Bulletin of the World Health Organization

Balancing options for health research and development

James Love a

a. Knowledge Ecology International, 1621 Connecticut Avenue NW (Suite 500), Washington, DC 20009, United States of America.

Correspondence to James Love (e-mail: james.love@keionline.org).

Bulletin of the World Health Organization 2012;90:796-796A. doi: 10.2471/BLT.12.113886

The Member States of the World Health Organization (WHO) have been asked to evaluate a specific proposal by the Consultative Expert Working Group on Research and Development: Financing and Coordination (CEWG) to create a convention – “the strongest form of international agreement”1 – to expand funding for medical research.1,2 The initial proposal has much merit, but its narrow mandate has undermined support among developed countries. Further progress may depend on modifications to the nature of the legal obligations to fund research named in the proposal, among other aspects. Changes to the proposal are necessary and natural as Member States engage in and claim ownership of a new global mechanism to address funding for priority research and development (R&D). But what will remain important are: (i) commitment to high-level ideals of expanding R&D investments in the areas of greatest need, and (ii) a delinking of R&D costs from product prices to simultaneously expand innovation and access.

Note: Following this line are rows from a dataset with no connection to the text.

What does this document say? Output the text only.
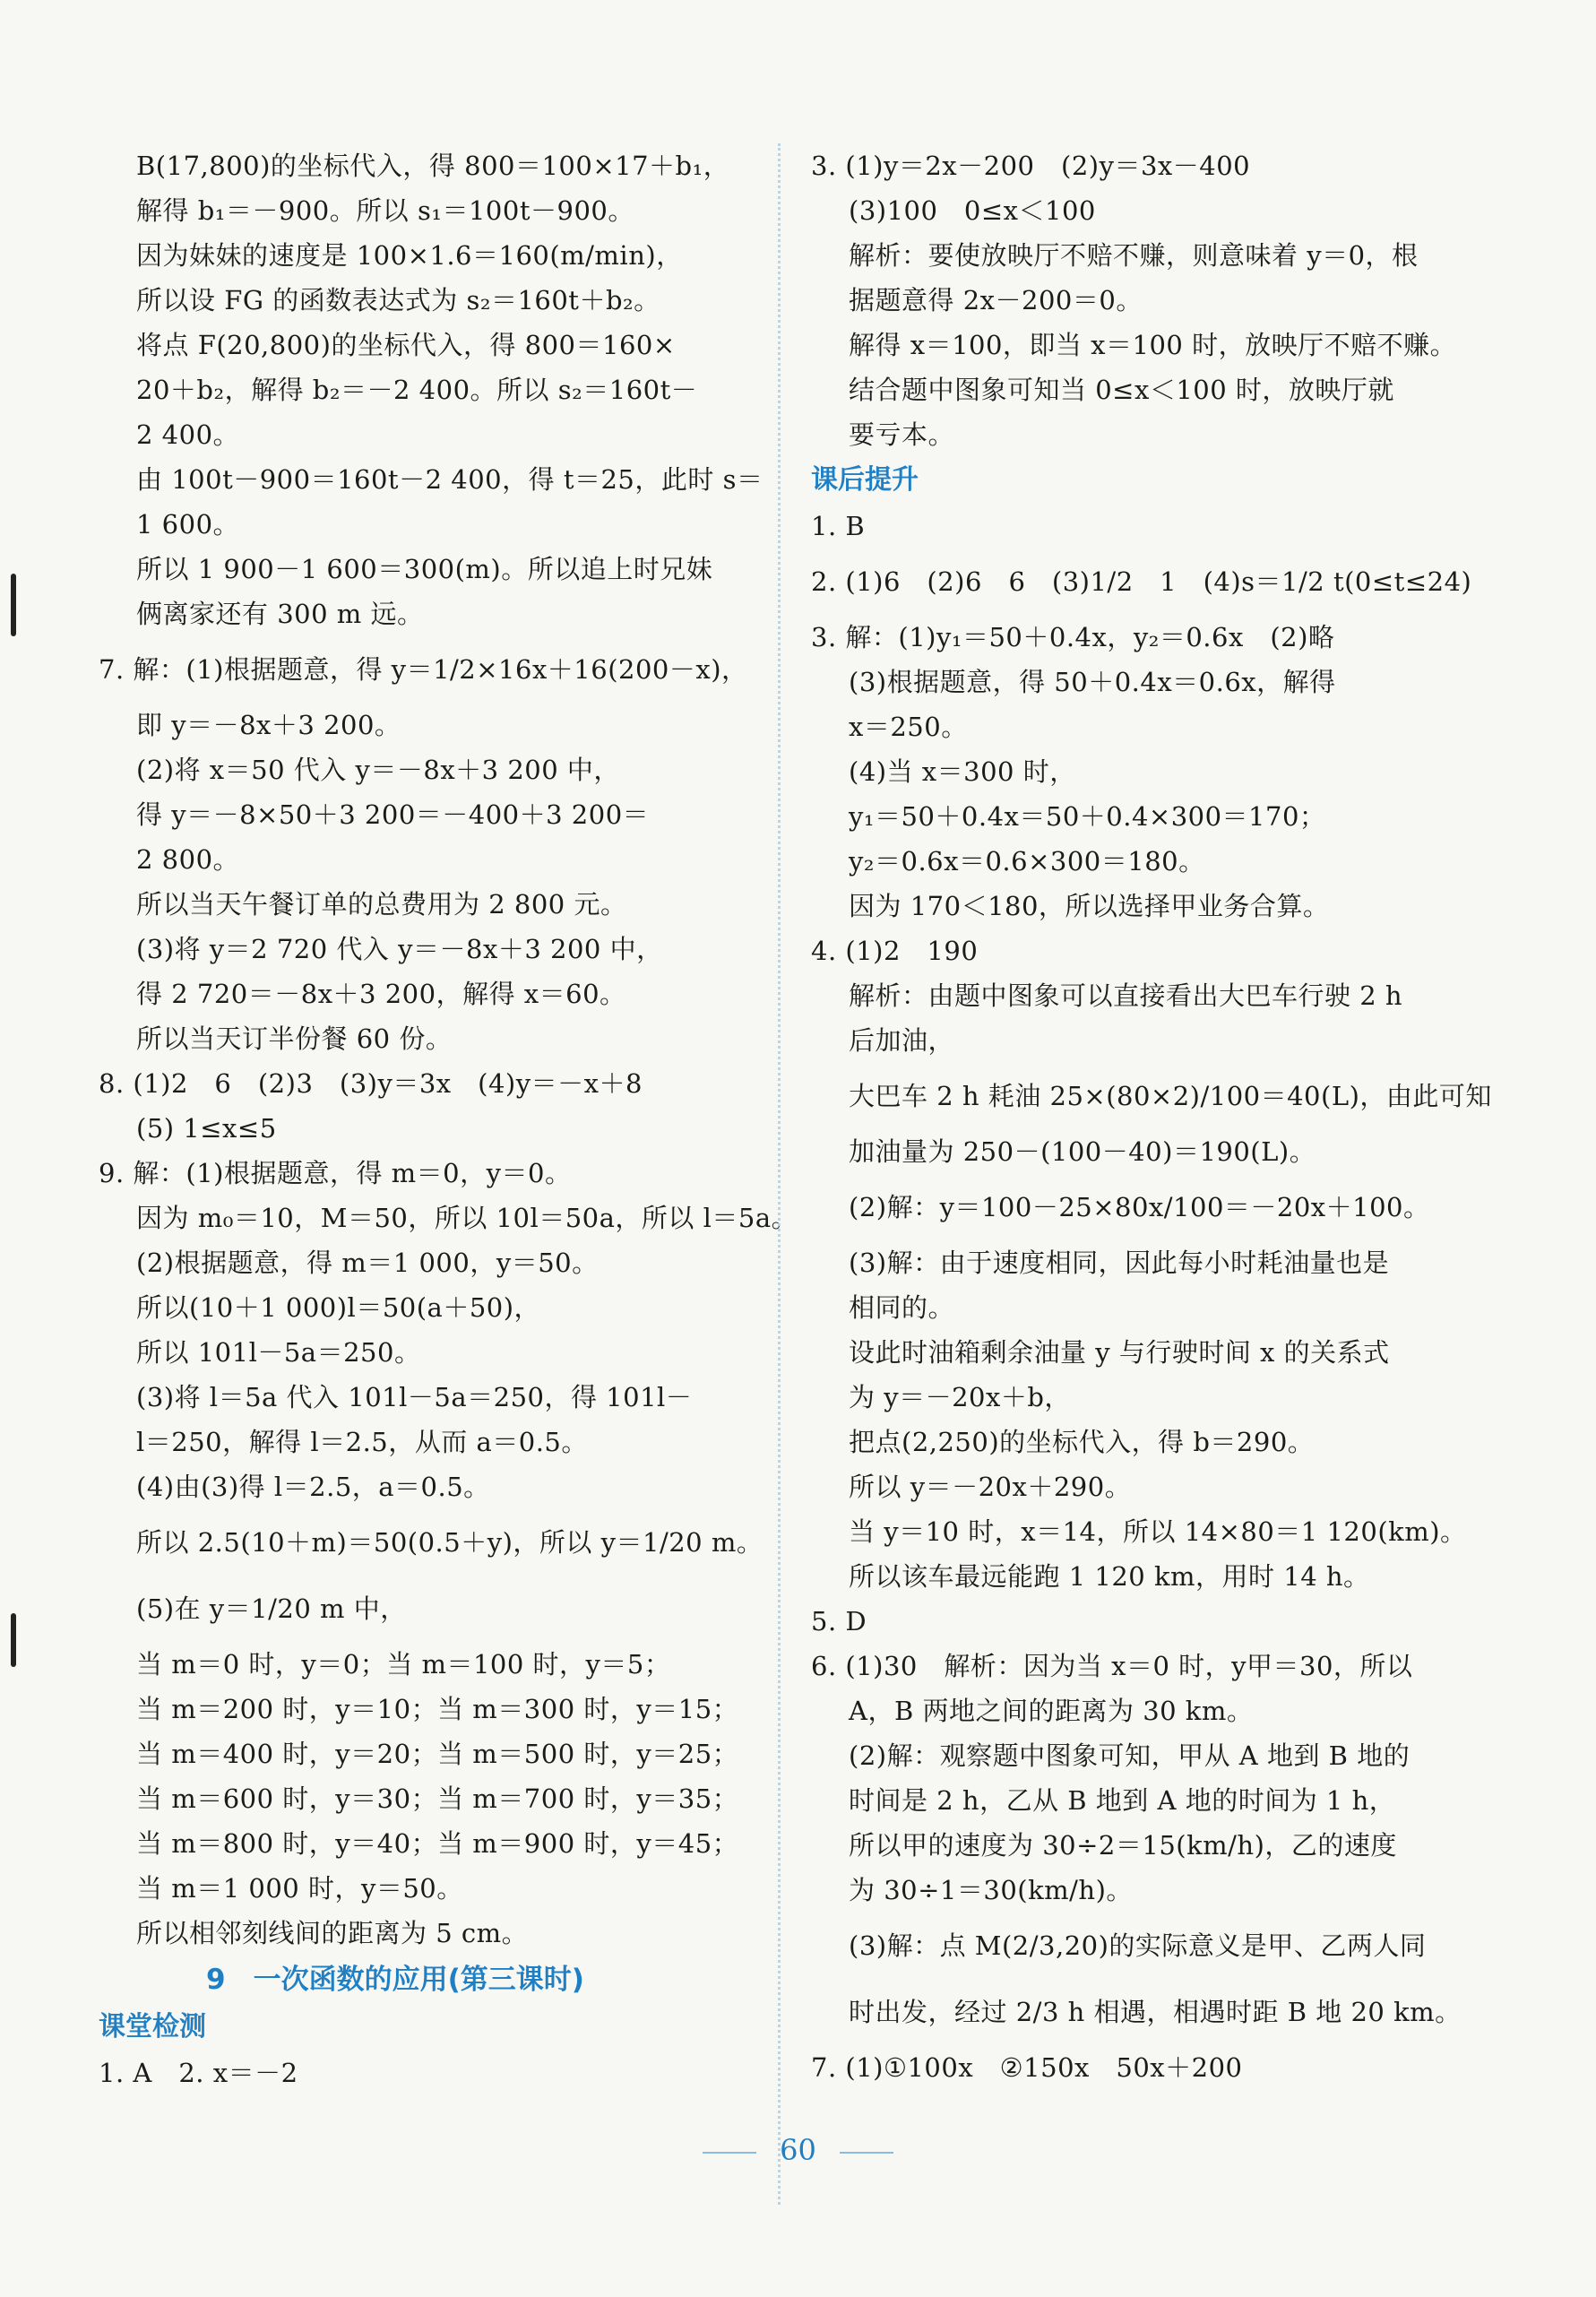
B(17,800)的坐标代入，得 800＝100×17＋b₁，
解得 b₁＝－900。所以 s₁＝100t－900。
因为妹妹的速度是 100×1.6＝160(m/min)，
所以设 FG 的函数表达式为 s₂＝160t＋b₂。
将点 F(20,800)的坐标代入，得 800＝160×
20＋b₂，解得 b₂＝－2 400。所以 s₂＝160t－
2 400。
由 100t－900＝160t－2 400，得 t＝25，此时 s＝
1 600。
所以 1 900－1 600＝300(m)。所以追上时兄妹
俩离家还有 300 m 远。
7. 解：(1)根据题意，得 y＝1/2×16x＋16(200－x)，
即 y＝－8x＋3 200。
(2)将 x＝50 代入 y＝－8x＋3 200 中，
得 y＝－8×50＋3 200＝－400＋3 200＝
2 800。
所以当天午餐订单的总费用为 2 800 元。
(3)将 y＝2 720 代入 y＝－8x＋3 200 中，
得 2 720＝－8x＋3 200，解得 x＝60。
所以当天订半份餐 60 份。
8. (1)2　6　(2)3　(3)y＝3x　(4)y＝－x＋8
(5) 1≤x≤5
9. 解：(1)根据题意，得 m＝0，y＝0。
因为 m₀＝10，M＝50，所以 10l＝50a，所以 l＝5a。
(2)根据题意，得 m＝1 000，y＝50。
所以(10＋1 000)l＝50(a＋50)，
所以 101l－5a＝250。
(3)将 l＝5a 代入 101l－5a＝250，得 101l－
l＝250，解得 l＝2.5，从而 a＝0.5。
(4)由(3)得 l＝2.5，a＝0.5。
所以 2.5(10＋m)＝50(0.5＋y)，所以 y＝1/20 m。
(5)在 y＝1/20 m 中，
当 m＝0 时，y＝0；当 m＝100 时，y＝5；
当 m＝200 时，y＝10；当 m＝300 时，y＝15；
当 m＝400 时，y＝20；当 m＝500 时，y＝25；
当 m＝600 时，y＝30；当 m＝700 时，y＝35；
当 m＝800 时，y＝40；当 m＝900 时，y＝45；
当 m＝1 000 时，y＝50。
所以相邻刻线间的距离为 5 cm。
9　一次函数的应用(第三课时)
课堂检测
1. A　2. x＝－2
3. (1)y＝2x－200　(2)y＝3x－400
(3)100　0≤x＜100
解析：要使放映厅不赔不赚，则意味着 y＝0，根
据题意得 2x－200＝0。
解得 x＝100，即当 x＝100 时，放映厅不赔不赚。
结合题中图象可知当 0≤x＜100 时，放映厅就
要亏本。
课后提升
1. B
2. (1)6　(2)6　6　(3)1/2　1　(4)s＝1/2 t(0≤t≤24)
3. 解：(1)y₁＝50＋0.4x，y₂＝0.6x　(2)略
(3)根据题意，得 50＋0.4x＝0.6x，解得
x＝250。
(4)当 x＝300 时，
y₁＝50＋0.4x＝50＋0.4×300＝170；
y₂＝0.6x＝0.6×300＝180。
因为 170＜180，所以选择甲业务合算。
4. (1)2　190
解析：由题中图象可以直接看出大巴车行驶 2 h
后加油，
大巴车 2 h 耗油 25×(80×2)/100＝40(L)，由此可知
加油量为 250－(100－40)＝190(L)。
(2)解：y＝100－25×80x/100＝－20x＋100。
(3)解：由于速度相同，因此每小时耗油量也是
相同的。
设此时油箱剩余油量 y 与行驶时间 x 的关系式
为 y＝－20x＋b，
把点(2,250)的坐标代入，得 b＝290。
所以 y＝－20x＋290。
当 y＝10 时，x＝14，所以 14×80＝1 120(km)。
所以该车最远能跑 1 120 km，用时 14 h。
5. D
6. (1)30　解析：因为当 x＝0 时，y甲＝30，所以
A，B 两地之间的距离为 30 km。
(2)解：观察题中图象可知，甲从 A 地到 B 地的
时间是 2 h，乙从 B 地到 A 地的时间为 1 h，
所以甲的速度为 30÷2＝15(km/h)，乙的速度
为 30÷1＝30(km/h)。
(3)解：点 M(2/3,20)的实际意义是甲、乙两人同
时出发，经过 2/3 h 相遇，相遇时距 B 地 20 km。
7. (1)①100x　②150x　50x＋200
60
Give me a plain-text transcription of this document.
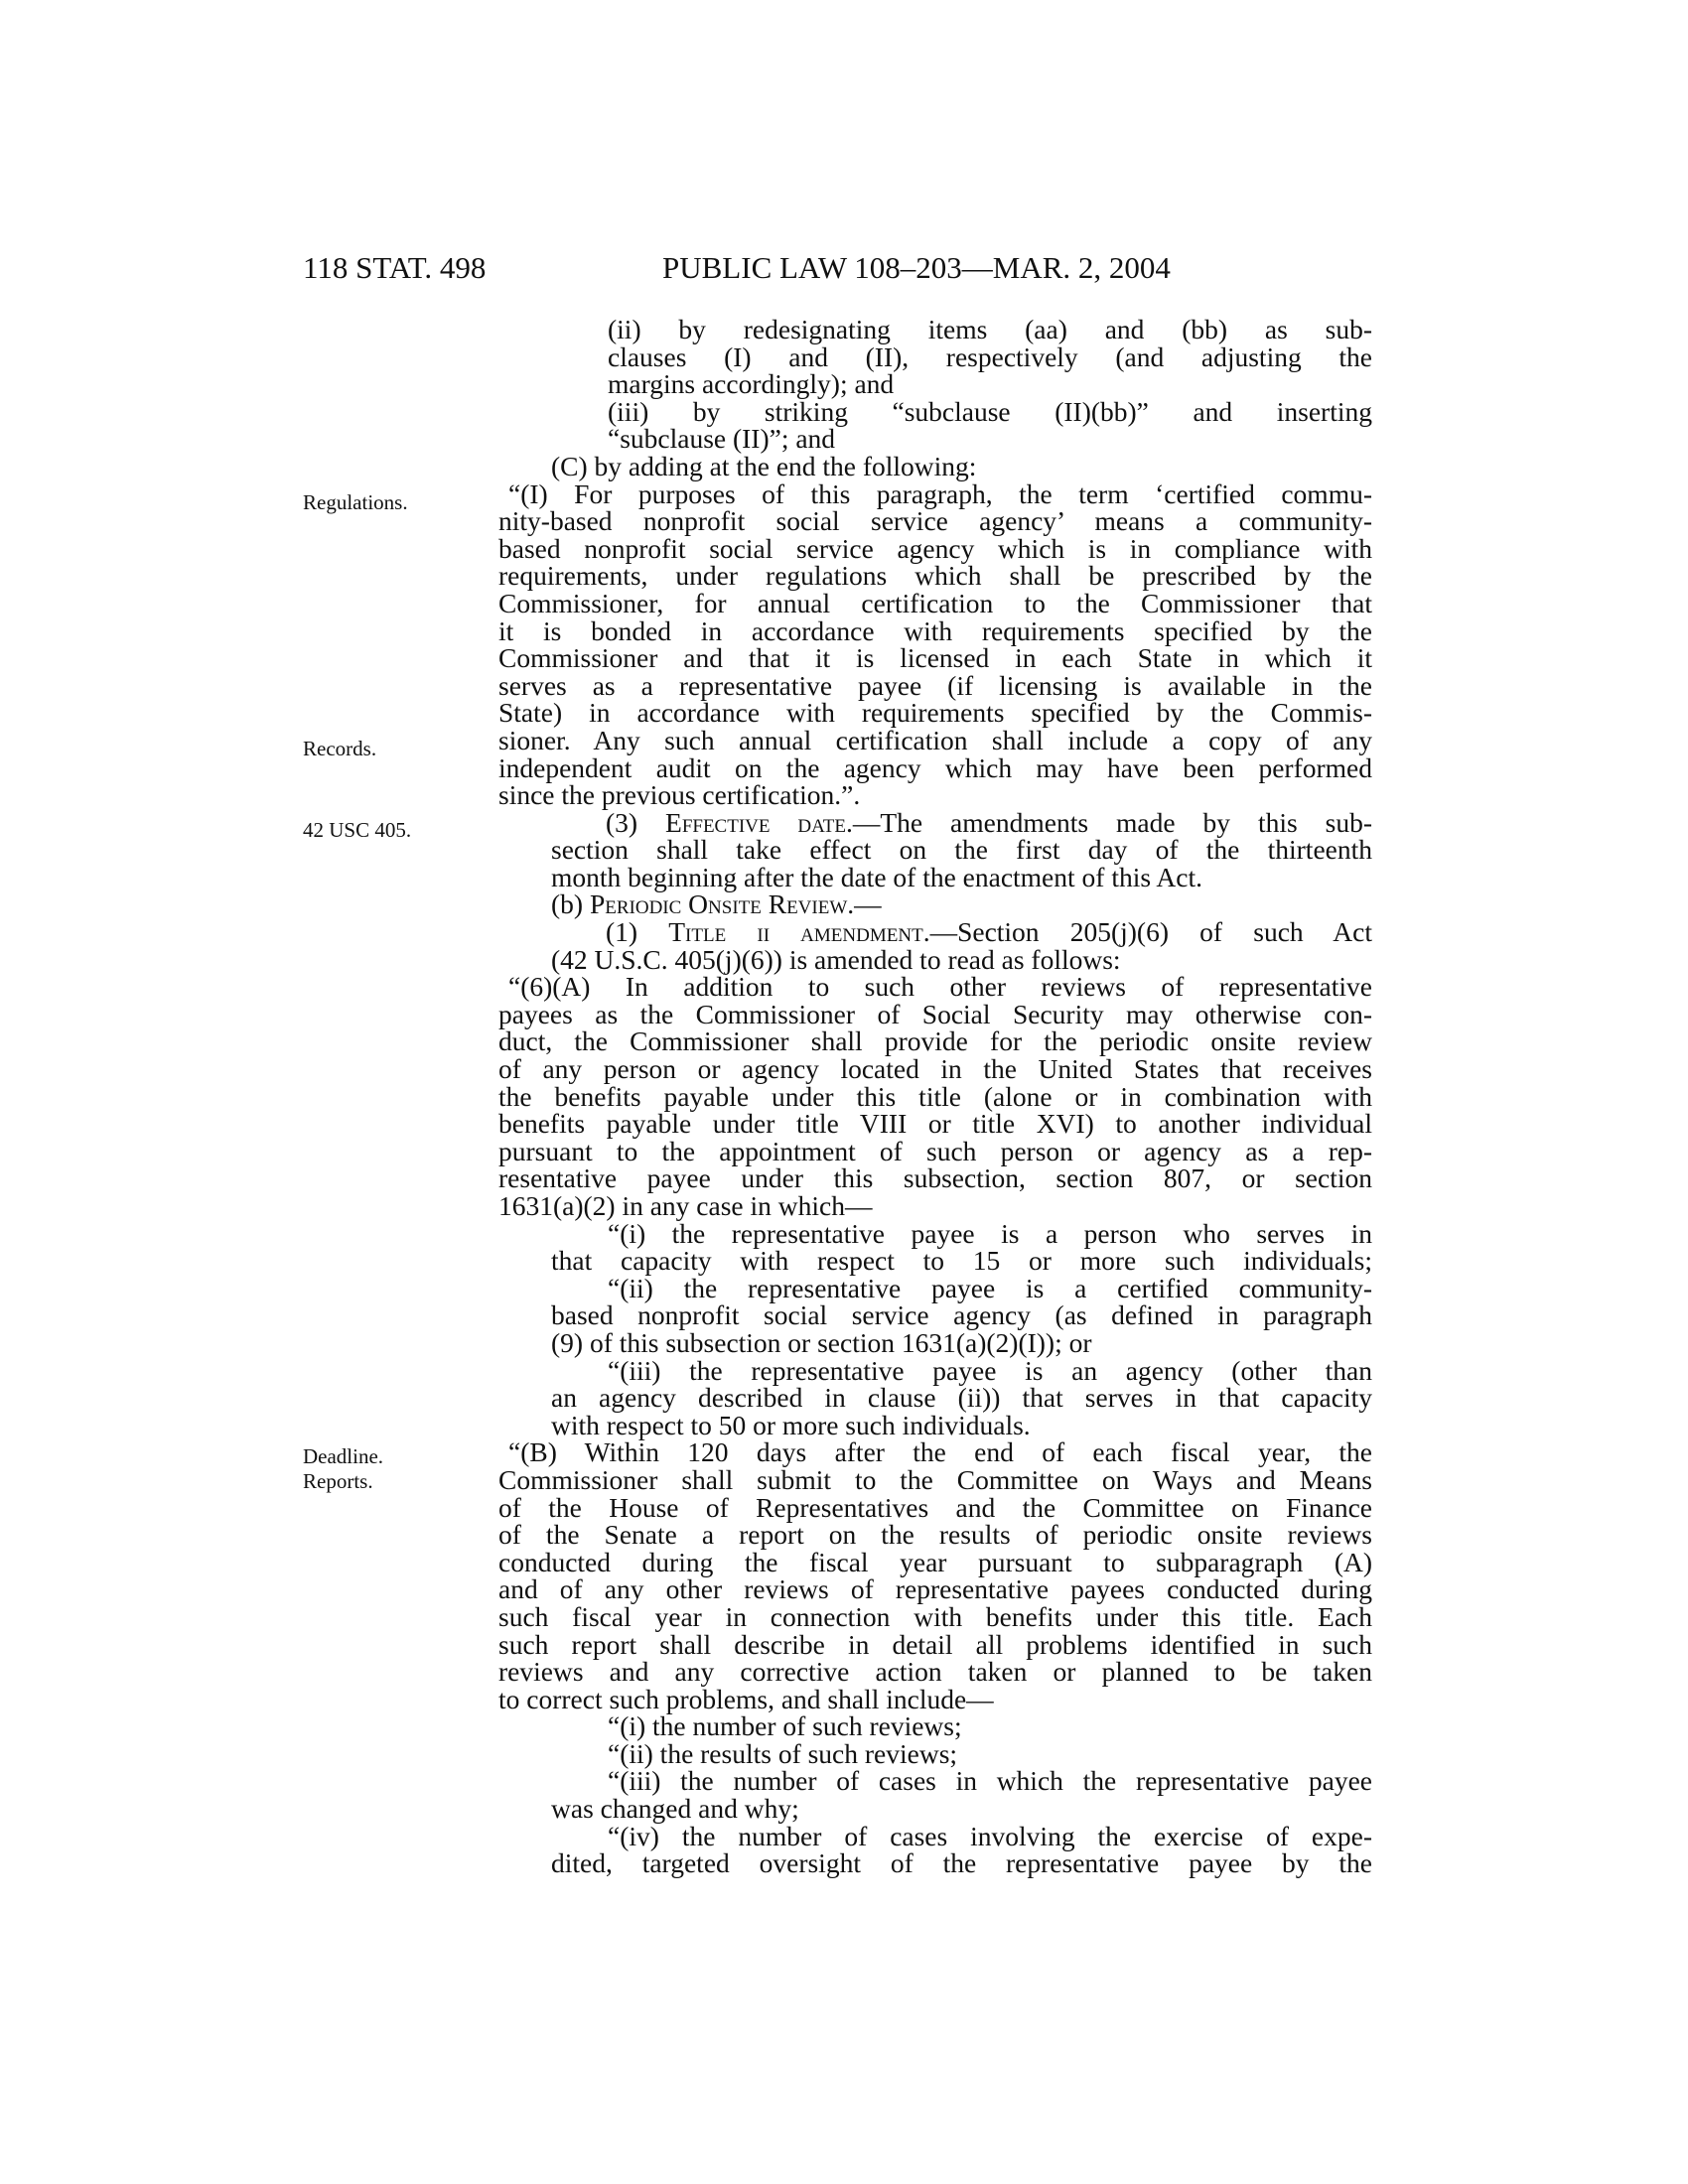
118 STAT. 498	PUBLIC LAW 108–203—MAR. 2, 2004
Regulations.
Records.
42 USC 405.
Deadline.
Reports.
(ii) by redesignating items (aa) and (bb) as sub-
clauses (I) and (II), respectively (and adjusting the
margins accordingly); and
(iii) by striking “subclause (II)(bb)” and inserting
“subclause (II)”; and
(C) by adding at the end the following:
“(I) For purposes of this paragraph, the term ‘certified commu-
nity-based nonprofit social service agency’ means a community-
based nonprofit social service agency which is in compliance with
requirements, under regulations which shall be prescribed by the
Commissioner, for annual certification to the Commissioner that
it is bonded in accordance with requirements specified by the
Commissioner and that it is licensed in each State in which it
serves as a representative payee (if licensing is available in the
State) in accordance with requirements specified by the Commis-
sioner. Any such annual certification shall include a copy of any
independent audit on the agency which may have been performed
since the previous certification.”.
(3) Effective date.—The amendments made by this sub-
section shall take effect on the first day of the thirteenth
month beginning after the date of the enactment of this Act.
(b) Periodic Onsite Review.—
(1) Title ii amendment.—Section 205(j)(6) of such Act
(42 U.S.C. 405(j)(6)) is amended to read as follows:
“(6)(A) In addition to such other reviews of representative
payees as the Commissioner of Social Security may otherwise con-
duct, the Commissioner shall provide for the periodic onsite review
of any person or agency located in the United States that receives
the benefits payable under this title (alone or in combination with
benefits payable under title VIII or title XVI) to another individual
pursuant to the appointment of such person or agency as a rep-
resentative payee under this subsection, section 807, or section
1631(a)(2) in any case in which—
“(i) the representative payee is a person who serves in
that capacity with respect to 15 or more such individuals;
“(ii) the representative payee is a certified community-
based nonprofit social service agency (as defined in paragraph
(9) of this subsection or section 1631(a)(2)(I)); or
“(iii) the representative payee is an agency (other than
an agency described in clause (ii)) that serves in that capacity
with respect to 50 or more such individuals.
“(B) Within 120 days after the end of each fiscal year, the
Commissioner shall submit to the Committee on Ways and Means
of the House of Representatives and the Committee on Finance
of the Senate a report on the results of periodic onsite reviews
conducted during the fiscal year pursuant to subparagraph (A)
and of any other reviews of representative payees conducted during
such fiscal year in connection with benefits under this title. Each
such report shall describe in detail all problems identified in such
reviews and any corrective action taken or planned to be taken
to correct such problems, and shall include—
“(i) the number of such reviews;
“(ii) the results of such reviews;
“(iii) the number of cases in which the representative payee
was changed and why;
“(iv) the number of cases involving the exercise of expe-
dited, targeted oversight of the representative payee by the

The CEWG proposal was designed to address a limited set of diseases that predominantly affect developing countries. It aims to promote “the development of health technologies for Type II and Type III diseases as well as the specific needs of developing countries related to Type I diseases”.

The primary mechanisms to support such research were an obligation on convention members to invest a certain percentage of national income in R&D, including a fraction to be allocated to a new multilateral pooled funding mechanism. The proposal for a convention also included several other norms, such as a requirement to delink R&D costs from product prices, to enhance the innovative capacity of developing countries and transfer technology to such countries, and to expand access to scientific knowledge.

The CEWG report was widely praised by public health and nongovernmental development organizations35 and received initial support among several developing countries. However, it met with considerable resistance among many high-income countries.6 Why was the reception among high-income countries so poor? For many, the CEWG proposal was simply a permanent commitment to spend a fixed fraction of a country’s gross domestic product on projects of little or no value for their own residents, and to strengthen the role of developing countries as suppliers of high-technology goods. This comes at a time when many developed countries are struggling to control budget deficits, expand domestic employment opportunities and maintain a competitive advantage in high-technology markets.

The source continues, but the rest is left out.